Throughout the Russian North, indigenous and local people are being denied rights to fish, hunt, use pastureland, or exercise control over resources upon which they and their ancestors have depended for centuries. The failure to protect indigenous ways, however, stems not from inadequacy of the written law, but rather from the failure to implement existing laws. Unfortunately, violations of the rights of indigenous peoples continue, and oil, gas, and mineral development and other activities (mining, timber cutting, commercial fishing, and tourism) that bring foreign currency into the Russian economy prevail over the rule of law.

The life ways and economy of indigenous peoples of the Russian North are based upon reindeer herding, fishing, terrestrial and sea mammal hunting, and trapping. Many groups in the Russian Arctic are semi-nomadic, moving seasonally to different hunting and fishing camps. These groups depend upon different types of environment at differing times of the year, rather than upon exploiting a single commodity to exhaustion. Throughout northwestern Siberia, oil and gas development has disturbed pastureland and undermined the ability of indigenous peoples to continue hunting, fishing, trapping, and herding activities. Roads constructed in connection with oil and gas exploration and development destroy and degrade pastureland, ancestral burial grounds, and sacred sites and increase hunting by oil workers on the territory used by indigenous peoples.

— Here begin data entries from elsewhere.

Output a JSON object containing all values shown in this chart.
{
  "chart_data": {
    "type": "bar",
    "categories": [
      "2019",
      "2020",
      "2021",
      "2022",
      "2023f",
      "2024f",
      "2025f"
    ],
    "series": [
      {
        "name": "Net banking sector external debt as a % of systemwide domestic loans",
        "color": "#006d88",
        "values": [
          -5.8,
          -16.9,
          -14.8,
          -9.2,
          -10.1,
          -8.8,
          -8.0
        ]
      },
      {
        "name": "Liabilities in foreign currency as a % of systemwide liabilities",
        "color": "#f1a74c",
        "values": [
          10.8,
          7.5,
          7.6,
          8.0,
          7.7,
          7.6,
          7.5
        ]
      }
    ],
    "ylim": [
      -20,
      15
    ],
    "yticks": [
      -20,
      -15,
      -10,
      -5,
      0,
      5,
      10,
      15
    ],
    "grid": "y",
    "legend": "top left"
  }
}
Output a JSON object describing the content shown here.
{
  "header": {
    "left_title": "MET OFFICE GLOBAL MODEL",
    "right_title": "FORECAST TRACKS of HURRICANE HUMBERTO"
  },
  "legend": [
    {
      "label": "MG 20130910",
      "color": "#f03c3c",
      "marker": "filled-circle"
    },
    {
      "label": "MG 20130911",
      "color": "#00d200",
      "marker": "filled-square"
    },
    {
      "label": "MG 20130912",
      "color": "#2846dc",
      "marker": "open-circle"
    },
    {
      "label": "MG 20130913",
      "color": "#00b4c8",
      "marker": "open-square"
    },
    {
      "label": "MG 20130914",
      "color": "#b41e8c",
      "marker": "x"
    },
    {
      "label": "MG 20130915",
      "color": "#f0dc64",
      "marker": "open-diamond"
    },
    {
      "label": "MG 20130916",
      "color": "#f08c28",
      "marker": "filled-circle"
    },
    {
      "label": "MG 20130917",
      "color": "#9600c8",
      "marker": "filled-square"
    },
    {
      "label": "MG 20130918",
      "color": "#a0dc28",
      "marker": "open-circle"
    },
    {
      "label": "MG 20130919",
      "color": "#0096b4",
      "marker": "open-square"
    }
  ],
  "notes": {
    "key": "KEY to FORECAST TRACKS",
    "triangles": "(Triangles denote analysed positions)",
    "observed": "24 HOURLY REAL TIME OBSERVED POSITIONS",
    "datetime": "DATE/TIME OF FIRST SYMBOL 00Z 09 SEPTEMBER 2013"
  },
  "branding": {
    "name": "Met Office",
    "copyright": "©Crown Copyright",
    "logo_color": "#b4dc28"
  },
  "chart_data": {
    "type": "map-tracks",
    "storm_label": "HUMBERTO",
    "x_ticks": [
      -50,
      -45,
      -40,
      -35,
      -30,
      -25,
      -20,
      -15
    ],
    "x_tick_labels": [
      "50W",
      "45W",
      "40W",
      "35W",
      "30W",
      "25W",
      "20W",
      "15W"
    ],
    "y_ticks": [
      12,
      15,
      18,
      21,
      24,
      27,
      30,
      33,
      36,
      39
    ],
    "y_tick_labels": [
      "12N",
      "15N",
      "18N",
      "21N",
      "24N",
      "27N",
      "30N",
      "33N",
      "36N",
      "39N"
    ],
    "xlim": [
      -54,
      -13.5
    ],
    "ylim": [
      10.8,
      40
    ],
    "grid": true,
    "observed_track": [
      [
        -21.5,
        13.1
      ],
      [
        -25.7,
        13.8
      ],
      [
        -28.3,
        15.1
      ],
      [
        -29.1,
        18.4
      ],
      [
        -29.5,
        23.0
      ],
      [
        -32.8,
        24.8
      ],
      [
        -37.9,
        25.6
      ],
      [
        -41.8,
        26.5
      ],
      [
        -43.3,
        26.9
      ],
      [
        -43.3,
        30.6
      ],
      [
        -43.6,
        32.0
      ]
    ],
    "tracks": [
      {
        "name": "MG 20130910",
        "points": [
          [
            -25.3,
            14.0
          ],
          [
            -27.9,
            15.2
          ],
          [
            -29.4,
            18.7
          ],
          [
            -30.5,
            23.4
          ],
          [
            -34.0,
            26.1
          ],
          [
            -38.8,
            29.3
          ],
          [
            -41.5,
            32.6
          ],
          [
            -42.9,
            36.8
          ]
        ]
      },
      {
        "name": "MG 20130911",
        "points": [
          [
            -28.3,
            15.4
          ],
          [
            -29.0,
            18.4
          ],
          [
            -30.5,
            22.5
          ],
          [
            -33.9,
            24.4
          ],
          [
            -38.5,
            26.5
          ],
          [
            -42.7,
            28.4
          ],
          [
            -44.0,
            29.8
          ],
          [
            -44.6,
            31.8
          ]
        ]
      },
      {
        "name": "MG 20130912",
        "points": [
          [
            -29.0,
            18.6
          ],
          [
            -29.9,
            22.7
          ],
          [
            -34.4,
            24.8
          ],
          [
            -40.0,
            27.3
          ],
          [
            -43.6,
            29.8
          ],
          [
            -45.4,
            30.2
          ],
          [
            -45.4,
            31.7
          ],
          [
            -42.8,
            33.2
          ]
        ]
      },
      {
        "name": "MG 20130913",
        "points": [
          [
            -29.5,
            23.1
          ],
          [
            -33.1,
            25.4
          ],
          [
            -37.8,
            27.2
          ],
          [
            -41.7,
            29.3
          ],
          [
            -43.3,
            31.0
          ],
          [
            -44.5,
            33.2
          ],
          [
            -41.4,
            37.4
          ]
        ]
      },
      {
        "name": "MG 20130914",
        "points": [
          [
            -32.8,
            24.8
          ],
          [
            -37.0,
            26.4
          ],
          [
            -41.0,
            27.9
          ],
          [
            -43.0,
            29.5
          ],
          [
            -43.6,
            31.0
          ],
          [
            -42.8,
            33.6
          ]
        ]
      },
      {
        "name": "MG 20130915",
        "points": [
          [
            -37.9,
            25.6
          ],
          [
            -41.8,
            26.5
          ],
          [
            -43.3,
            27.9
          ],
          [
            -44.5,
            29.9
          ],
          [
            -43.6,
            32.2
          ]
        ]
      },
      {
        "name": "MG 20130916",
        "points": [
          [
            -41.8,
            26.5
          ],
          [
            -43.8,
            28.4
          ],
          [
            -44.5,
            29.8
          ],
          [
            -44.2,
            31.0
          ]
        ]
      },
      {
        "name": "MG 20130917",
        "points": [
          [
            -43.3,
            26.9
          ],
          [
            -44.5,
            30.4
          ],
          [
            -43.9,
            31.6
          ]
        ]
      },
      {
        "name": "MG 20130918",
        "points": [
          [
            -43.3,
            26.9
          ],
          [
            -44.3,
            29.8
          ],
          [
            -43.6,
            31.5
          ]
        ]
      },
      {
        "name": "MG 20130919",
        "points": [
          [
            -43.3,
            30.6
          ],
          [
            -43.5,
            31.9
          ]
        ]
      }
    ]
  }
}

In the Sami homeland on the Kola Peninsula in northwestern Russia, regional authorities closed a fifty-mile (eighty-kilometer) stretch of the Ponoi River (and other rivers) to local fishing and granted exclusive fishing rights to a commercial company offering catch-and-release fishing to sport fishers largely from abroad. This deprived the local Sami (see Article 21 of the Code of the Murmansk Oblast) of food for their families and community and of their traditional economic livelihood. Thus, closing the fishery to locals may have violated the test articulated by the U.N. Human Rights Committee and disregarded the Land Code, other legislative acts, and the 1992 Presidential decree. Sami are not only forbidden to fish in the eighty-kilometer stretch leased to the Ponoi River Company but are also required by regional laws to pay for licenses to catch a limited number of fish outside the lease area. Residents of remote communities have neither the power nor the resources to demand enforcement of their rights. Here and elsewhere in the circumpolar north, the failure to apply laws for the protection of indigenous peoples leads to "criminalization" of local indigenous populations who cannot survive without "poaching" resources that should be accessible to them legally.

Although indigenous leaders in Russia have occasionally asserted indigenous rights to land and resources, to date there has been no serious or sustained discussion of indigenous group rights to ownership of land.